After enjoying a bit of a summer break from posting we are back. This week we venture a little to the north of our usual historical stomping grounds – just over the border into Caithness. Valerie Amin recently graduated from the University of the Highlands and Islands with a BA (Hons) in Scottish History. A native of Caithness, she is particularly interested in the land issues and politics of the nineteenth-century Highlands. The following blog post is adapted from her undergraduate dissertation ‘Caithness and the Highland Land Wars, 1881-1886.’
The county of Caithness is not normally associated with the Highland land agitation of the early 1880s. However Clyth estate, in the south east of the county, was the scene of a rent strike that brought crofting conditions to national attention in November 1882.
The estate, in Latheron parish, had seven miles of sea coast and extended three miles inland, and was populated mainly by crofter fishermen and their families. There was a significant Sutherland element. In 1802 or 1803, several crofting families from Tongue settled at Clyth and became fishermen. In 1805, following evictions from Strathnaver, more families joined them and, in 1819, after the Kildonan clearances, large numbers of those evicted found refuge at Clyth.
By 1882, Clyth estate was said to be the most severely rack-rented in Caithness. It had been bought in 1863 by Adam Sharp, a merchant from Moray. The tenants claimed rents had risen by over 50 per cent during Sharp’s ownership.
It was against a background of severe agricultural depression and the land agitation in the western Highlands and Islands that Clyth crofters took action to challenge their landlord over the punitive rents. With their annual rent due on the 27th November 1882, the tenants met in Clyth Schoolhouse and agreed that a deputation would go to see Mr Sharp on rent day, to ask that all the crofts on the estate be revalued before they would pay.

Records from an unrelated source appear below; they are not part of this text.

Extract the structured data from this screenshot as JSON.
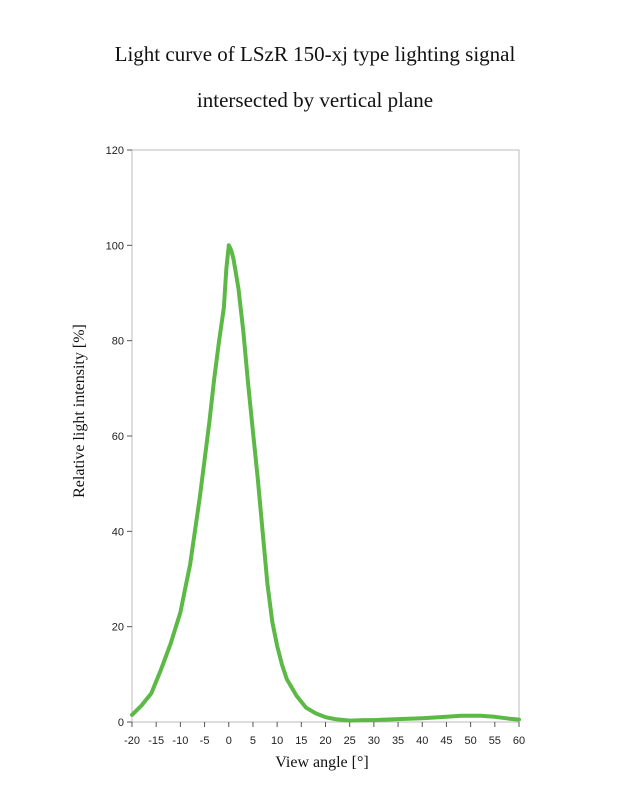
{
  "chart_data": {
    "type": "line",
    "title_line1": "Light curve of LSzR 150-xj type lighting signal",
    "title_line2": "intersected by vertical plane",
    "xlabel": "View angle [°]",
    "ylabel": "Relative light intensity [%]",
    "xlim": [
      -20,
      60
    ],
    "ylim": [
      0,
      120
    ],
    "xticks": [
      -20,
      -15,
      -10,
      -5,
      0,
      5,
      10,
      15,
      20,
      25,
      30,
      35,
      40,
      45,
      50,
      55,
      60
    ],
    "yticks": [
      0,
      20,
      40,
      60,
      80,
      100,
      120
    ],
    "grid": false,
    "line_color": "#5cb946",
    "series": [
      {
        "x": [
          -20,
          -18,
          -16,
          -14,
          -12,
          -10,
          -9,
          -8,
          -7,
          -6,
          -5,
          -4,
          -3,
          -2,
          -1,
          -0.5,
          0,
          0.5,
          1,
          2,
          3,
          4,
          5,
          6,
          7,
          8,
          9,
          10,
          11,
          12,
          14,
          16,
          18,
          20,
          22,
          25,
          28,
          30,
          35,
          40,
          45,
          48,
          50,
          52,
          55,
          58,
          60
        ],
        "y": [
          1.5,
          3.5,
          6,
          11,
          16.5,
          23,
          28,
          33,
          40,
          47,
          55,
          63,
          72,
          80,
          87,
          95,
          100,
          99,
          97,
          91,
          82,
          71,
          61,
          51,
          40,
          29,
          21,
          16,
          12,
          9,
          5.5,
          3,
          1.8,
          1,
          0.6,
          0.3,
          0.4,
          0.4,
          0.6,
          0.8,
          1.1,
          1.3,
          1.3,
          1.3,
          1.1,
          0.7,
          0.5
        ]
      }
    ]
  }
}
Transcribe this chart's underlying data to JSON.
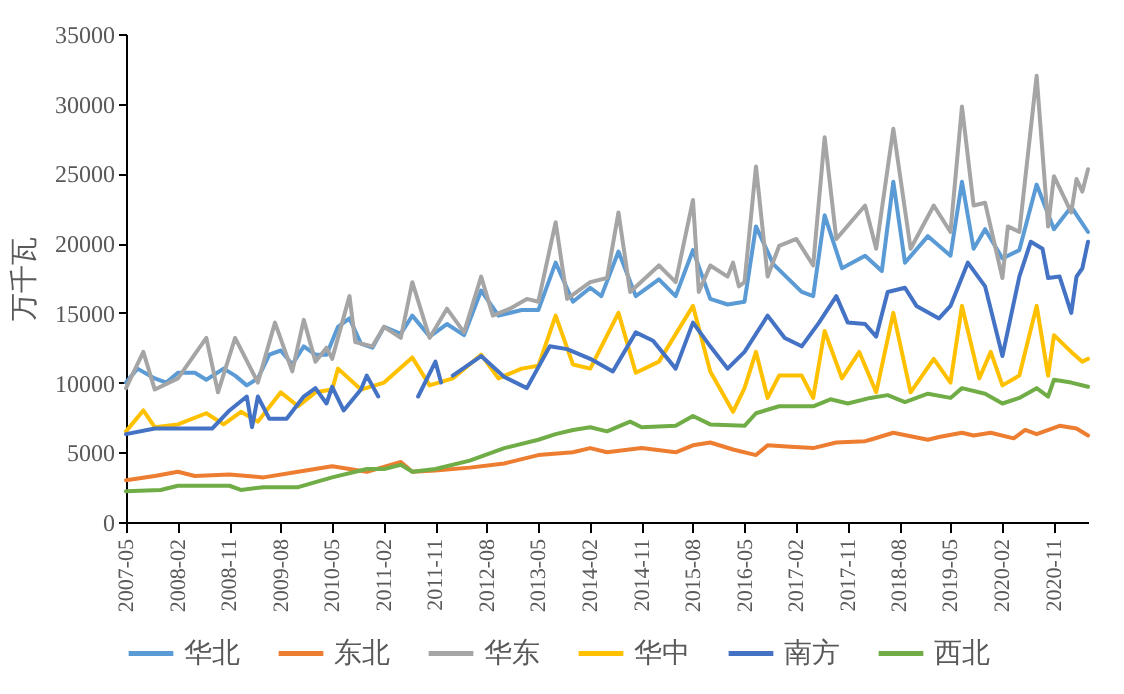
{
  "chart_data": {
    "type": "line",
    "ylabel": "万千瓦",
    "xlim": [
      "2007-05",
      "2021-05"
    ],
    "xticks": [
      "2007-05",
      "2008-02",
      "2008-11",
      "2009-08",
      "2010-05",
      "2011-02",
      "2011-11",
      "2012-08",
      "2013-05",
      "2014-02",
      "2014-11",
      "2015-08",
      "2016-05",
      "2017-02",
      "2017-11",
      "2018-08",
      "2019-05",
      "2020-02",
      "2020-11"
    ],
    "ylim": [
      0,
      35000
    ],
    "yticks": [
      0,
      5000,
      10000,
      15000,
      20000,
      25000,
      30000,
      35000
    ],
    "grid": false,
    "legend": "bottom",
    "marker": "none",
    "line_style": "solid",
    "series": [
      {
        "name": "华北",
        "color": "#5b9bd5",
        "x": [
          "2007-05",
          "2007-07",
          "2007-10",
          "2007-12",
          "2008-02",
          "2008-05",
          "2008-07",
          "2008-10",
          "2008-12",
          "2009-02",
          "2009-04",
          "2009-06",
          "2009-08",
          "2009-10",
          "2009-12",
          "2010-02",
          "2010-04",
          "2010-06",
          "2010-08",
          "2010-10",
          "2010-12",
          "2011-02",
          "2011-05",
          "2011-07",
          "2011-10",
          "2012-01",
          "2012-04",
          "2012-07",
          "2012-10",
          "2013-02",
          "2013-05",
          "2013-08",
          "2013-11",
          "2014-02",
          "2014-04",
          "2014-07",
          "2014-10",
          "2015-02",
          "2015-05",
          "2015-08",
          "2015-11",
          "2016-02",
          "2016-05",
          "2016-07",
          "2016-10",
          "2017-03",
          "2017-05",
          "2017-07",
          "2017-10",
          "2018-02",
          "2018-05",
          "2018-07",
          "2018-09",
          "2019-01",
          "2019-05",
          "2019-07",
          "2019-09",
          "2019-11",
          "2020-02",
          "2020-05",
          "2020-08",
          "2020-11",
          "2021-02",
          "2021-05"
        ],
        "values": [
          10000,
          11000,
          10300,
          10000,
          10700,
          10700,
          10200,
          11000,
          10500,
          9800,
          10300,
          12000,
          12300,
          11300,
          12600,
          12000,
          12000,
          14000,
          14600,
          12800,
          12500,
          14000,
          13500,
          14800,
          13300,
          14200,
          13400,
          16600,
          14800,
          15200,
          15200,
          18600,
          15800,
          16800,
          16200,
          19400,
          16200,
          17400,
          16200,
          19500,
          16000,
          15600,
          15800,
          21200,
          18500,
          16500,
          16200,
          22000,
          18200,
          19100,
          18000,
          24400,
          18600,
          20500,
          19100,
          24400,
          19600,
          21000,
          18900,
          19500,
          24200,
          21000,
          22600,
          20800
        ]
      },
      {
        "name": "东北",
        "color": "#ed7d31",
        "x": [
          "2007-05",
          "2007-10",
          "2008-02",
          "2008-05",
          "2008-11",
          "2009-05",
          "2009-11",
          "2010-05",
          "2010-11",
          "2011-05",
          "2011-07",
          "2011-11",
          "2012-05",
          "2012-11",
          "2013-05",
          "2013-11",
          "2014-02",
          "2014-05",
          "2014-11",
          "2015-05",
          "2015-08",
          "2015-11",
          "2016-03",
          "2016-07",
          "2016-09",
          "2017-01",
          "2017-05",
          "2017-09",
          "2018-02",
          "2018-03",
          "2018-07",
          "2019-01",
          "2019-03",
          "2019-07",
          "2019-09",
          "2019-12",
          "2020-04",
          "2020-06",
          "2020-08",
          "2020-12",
          "2021-03",
          "2021-05"
        ],
        "values": [
          3000,
          3300,
          3600,
          3300,
          3400,
          3200,
          3600,
          4000,
          3600,
          4300,
          3600,
          3700,
          3900,
          4200,
          4800,
          5000,
          5300,
          5000,
          5300,
          5000,
          5500,
          5700,
          5200,
          4800,
          5500,
          5400,
          5300,
          5700,
          5800,
          5900,
          6400,
          5900,
          6100,
          6400,
          6200,
          6400,
          6000,
          6600,
          6300,
          6900,
          6700,
          6200
        ]
      },
      {
        "name": "华东",
        "color": "#a5a5a5",
        "x": [
          "2007-05",
          "2007-08",
          "2007-10",
          "2008-02",
          "2008-07",
          "2008-09",
          "2008-12",
          "2009-04",
          "2009-07",
          "2009-10",
          "2009-12",
          "2010-02",
          "2010-04",
          "2010-05",
          "2010-08",
          "2010-09",
          "2010-12",
          "2011-02",
          "2011-05",
          "2011-07",
          "2011-10",
          "2012-01",
          "2012-04",
          "2012-07",
          "2012-09",
          "2012-12",
          "2013-03",
          "2013-05",
          "2013-08",
          "2013-10",
          "2014-02",
          "2014-05",
          "2014-07",
          "2014-09",
          "2015-02",
          "2015-05",
          "2015-08",
          "2015-09",
          "2015-11",
          "2016-02",
          "2016-03",
          "2016-04",
          "2016-05",
          "2016-07",
          "2016-09",
          "2016-11",
          "2017-02",
          "2017-05",
          "2017-07",
          "2017-09",
          "2018-02",
          "2018-04",
          "2018-07",
          "2018-10",
          "2019-02",
          "2019-05",
          "2019-07",
          "2019-09",
          "2019-11",
          "2020-02",
          "2020-03",
          "2020-05",
          "2020-08",
          "2020-10",
          "2020-11",
          "2021-02",
          "2021-03",
          "2021-04",
          "2021-05"
        ],
        "values": [
          9600,
          12200,
          9500,
          10300,
          13200,
          9300,
          13200,
          10000,
          14300,
          10800,
          14500,
          11500,
          12500,
          11700,
          16200,
          12900,
          12600,
          14000,
          13200,
          17200,
          13200,
          15300,
          13600,
          17600,
          14800,
          15300,
          16000,
          15800,
          21500,
          16000,
          17200,
          17500,
          22200,
          16500,
          18400,
          17200,
          23100,
          16500,
          18400,
          17600,
          18600,
          16900,
          17200,
          25500,
          17600,
          19800,
          20300,
          18400,
          27600,
          20300,
          22700,
          19600,
          28200,
          19600,
          22700,
          20800,
          29800,
          22700,
          22900,
          17500,
          21200,
          20800,
          32000,
          21200,
          24800,
          22200,
          24600,
          23700,
          25300
        ]
      },
      {
        "name": "华中",
        "color": "#ffc000",
        "x": [
          "2007-05",
          "2007-08",
          "2007-10",
          "2008-02",
          "2008-07",
          "2008-10",
          "2009-01",
          "2009-04",
          "2009-08",
          "2009-11",
          "2010-02",
          "2010-05",
          "2010-06",
          "2010-10",
          "2011-02",
          "2011-07",
          "2011-10",
          "2012-02",
          "2012-07",
          "2012-10",
          "2013-02",
          "2013-05",
          "2013-08",
          "2013-11",
          "2014-02",
          "2014-07",
          "2014-10",
          "2015-02",
          "2015-08",
          "2015-11",
          "2016-03",
          "2016-05",
          "2016-07",
          "2016-09",
          "2016-11",
          "2017-03",
          "2017-05",
          "2017-07",
          "2017-10",
          "2018-01",
          "2018-04",
          "2018-07",
          "2018-10",
          "2019-02",
          "2019-05",
          "2019-07",
          "2019-10",
          "2019-12",
          "2020-02",
          "2020-05",
          "2020-08",
          "2020-10",
          "2020-11",
          "2021-02",
          "2021-04",
          "2021-05"
        ],
        "values": [
          6500,
          8000,
          6800,
          7000,
          7800,
          7000,
          7900,
          7200,
          9300,
          8300,
          9300,
          9500,
          11000,
          9500,
          10000,
          11800,
          9800,
          10300,
          12000,
          10300,
          11000,
          11200,
          14800,
          11300,
          11000,
          15000,
          10700,
          11500,
          15500,
          10800,
          7900,
          9600,
          12200,
          8900,
          10500,
          10500,
          8900,
          13700,
          10300,
          12200,
          9300,
          15000,
          9300,
          11700,
          10000,
          15500,
          10300,
          12200,
          9800,
          10500,
          15500,
          10500,
          13400,
          12200,
          11500,
          11700
        ]
      },
      {
        "name": "南方",
        "color": "#4472c4",
        "x": [
          "2007-05",
          "2007-10",
          "2008-08",
          "2008-11",
          "2009-02",
          "2009-03",
          "2009-04",
          "2009-06",
          "2009-09",
          "2009-12",
          "2010-02",
          "2010-04",
          "2010-05",
          "2010-07",
          "2010-10",
          "2010-11",
          "2011-01",
          "2011-02",
          "2011-08",
          "2011-11",
          "2011-12",
          "2012-01",
          "2012-02",
          "2012-07",
          "2012-11",
          "2013-03",
          "2013-07",
          "2013-10",
          "2014-02",
          "2014-06",
          "2014-10",
          "2015-01",
          "2015-05",
          "2015-08",
          "2015-11",
          "2016-02",
          "2016-05",
          "2016-09",
          "2016-12",
          "2017-03",
          "2017-06",
          "2017-09",
          "2017-11",
          "2018-02",
          "2018-04",
          "2018-06",
          "2018-09",
          "2018-11",
          "2019-03",
          "2019-05",
          "2019-08",
          "2019-11",
          "2020-02",
          "2020-05",
          "2020-07",
          "2020-09",
          "2020-10",
          "2020-12",
          "2021-02",
          "2021-03",
          "2021-04",
          "2021-05"
        ],
        "values": [
          6300,
          6700,
          6700,
          8000,
          9000,
          6800,
          9000,
          7400,
          7400,
          9000,
          9600,
          8500,
          9700,
          8000,
          9500,
          10500,
          9000,
          null,
          9000,
          11500,
          10000,
          null,
          10500,
          11900,
          10400,
          9600,
          12600,
          12400,
          11700,
          10800,
          13600,
          13000,
          11000,
          14300,
          12600,
          11000,
          12200,
          14800,
          13200,
          12600,
          14300,
          16200,
          14300,
          14200,
          13300,
          16500,
          16800,
          15500,
          14600,
          15500,
          18600,
          16900,
          11900,
          17600,
          20100,
          19600,
          17500,
          17600,
          15000,
          17600,
          18200,
          20100
        ]
      },
      {
        "name": "西北",
        "color": "#70ad47",
        "x": [
          "2007-05",
          "2007-11",
          "2008-02",
          "2008-11",
          "2009-01",
          "2009-05",
          "2009-11",
          "2010-05",
          "2010-11",
          "2011-02",
          "2011-05",
          "2011-07",
          "2011-11",
          "2012-05",
          "2012-11",
          "2013-05",
          "2013-08",
          "2013-11",
          "2014-02",
          "2014-05",
          "2014-09",
          "2014-11",
          "2015-05",
          "2015-08",
          "2015-11",
          "2016-05",
          "2016-07",
          "2016-11",
          "2017-05",
          "2017-08",
          "2017-11",
          "2018-03",
          "2018-06",
          "2018-09",
          "2019-01",
          "2019-05",
          "2019-07",
          "2019-11",
          "2020-02",
          "2020-05",
          "2020-08",
          "2020-10",
          "2020-11",
          "2021-02",
          "2021-05"
        ],
        "values": [
          2200,
          2300,
          2600,
          2600,
          2300,
          2500,
          2500,
          3200,
          3800,
          3800,
          4100,
          3600,
          3800,
          4400,
          5300,
          5900,
          6300,
          6600,
          6800,
          6500,
          7200,
          6800,
          6900,
          7600,
          7000,
          6900,
          7800,
          8300,
          8300,
          8800,
          8500,
          8900,
          9100,
          8600,
          9200,
          8900,
          9600,
          9200,
          8500,
          8900,
          9600,
          9000,
          10200,
          10000,
          9700
        ]
      }
    ]
  }
}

Rent day was stormy, with sleet and snow showers. By noon, over two hundred tenants had gathered outside Bruan Lodge, where Mr Sharp waited. He welcomed the deputation into the parlour, where William Grant of Ulbster laid out the tenants’ grievances.

Bruan Lodge, taken with owner’s permission. Photo: Valerie Amin.
After listening Sharp retorted ‘If you have resolved to pay no rent, you cannot expect a much better valuation than that.’ The Clyth tenants’ plight had had considerable coverage in the local press, but Sharp described their complaints as ‘mere fiction’ to evoke sympathy amongst outsiders. He dug his heels in, saying ‘I wish you distinctly to understand that anything that may be done will not be in consequence of agitation carried on by you … the proceedings you have adopted have had quite an opposite effect upon me.’
At that, the deputation left the Lodge to relate Sharp’s response to the expectant crowd outside. There was considerable anger on hearing the reaction to their request. Andrew Matheson urged the crowd to ‘resist injustice and tyranny as long as the breath was in their bodies.’ He added ‘If the peace is broken, it will be the landlord’s fault and not ours. We are not able to pay our rents if we have no money.’ It was unanimously decided that no tenant would pay rent that day.
![JN42783P219_Wm Grant[14701541]](https://historylinksdornoch.files.wordpress.com/2019/08/jn42783p219_wm-grant14701541.jpg?w=584)
William Grant of Ulbster, who led the deputation. ©Johnston Collection. Used with the kind permission of the Wick Society.
Meanwhile, the Clyth tenants were split on whether they could continue to withhold rent from the landlord. At a ‘stormy meeting’ the unlawfulness of their position was made clear by George Sutherland, a solicitor involved with the wider Caithness movement for land reform. It was argued that the people of Braes in Skye were benefiting from paying no rent, but Sutherland made clear ‘the people of Braes being isolated, are in a different position from the tenants on the estate of Clyth.’ The leaders of the agitation were accused of ‘having brought them to battle only to draw back,’ but George Cormack, the tenants’ main spokesman, managed to calm the meeting by stressing that as their main aim was to change the land laws, ‘It would not do to be placed in a position which would enable anyone to ask: “How can you speak of the law when ye have already broken it?”’ It was agreed that each tenant would pay what they were able, and the Clyth rent strike ended peacefully.
It was not the end of the crofters’ fight however. The agitation entered a new phase: a determined drive to elect a land reformer as the county’s M.P.
More on that next month.
Sources
John O’ Groat Journal
Her Majesty’s Commissioners of Inquiry into the Conditions of the Crofters and Cottars in the Highlands and Islands of Scotland, Volume III (1883).
Northern Ensign
It was my great great great grandparents that were involved in this. They were born in the Parish of Kildonan and later moved to the Clyth Estate. Looking at my ancestry tree, there was a huge Sutherland presence in Latheron.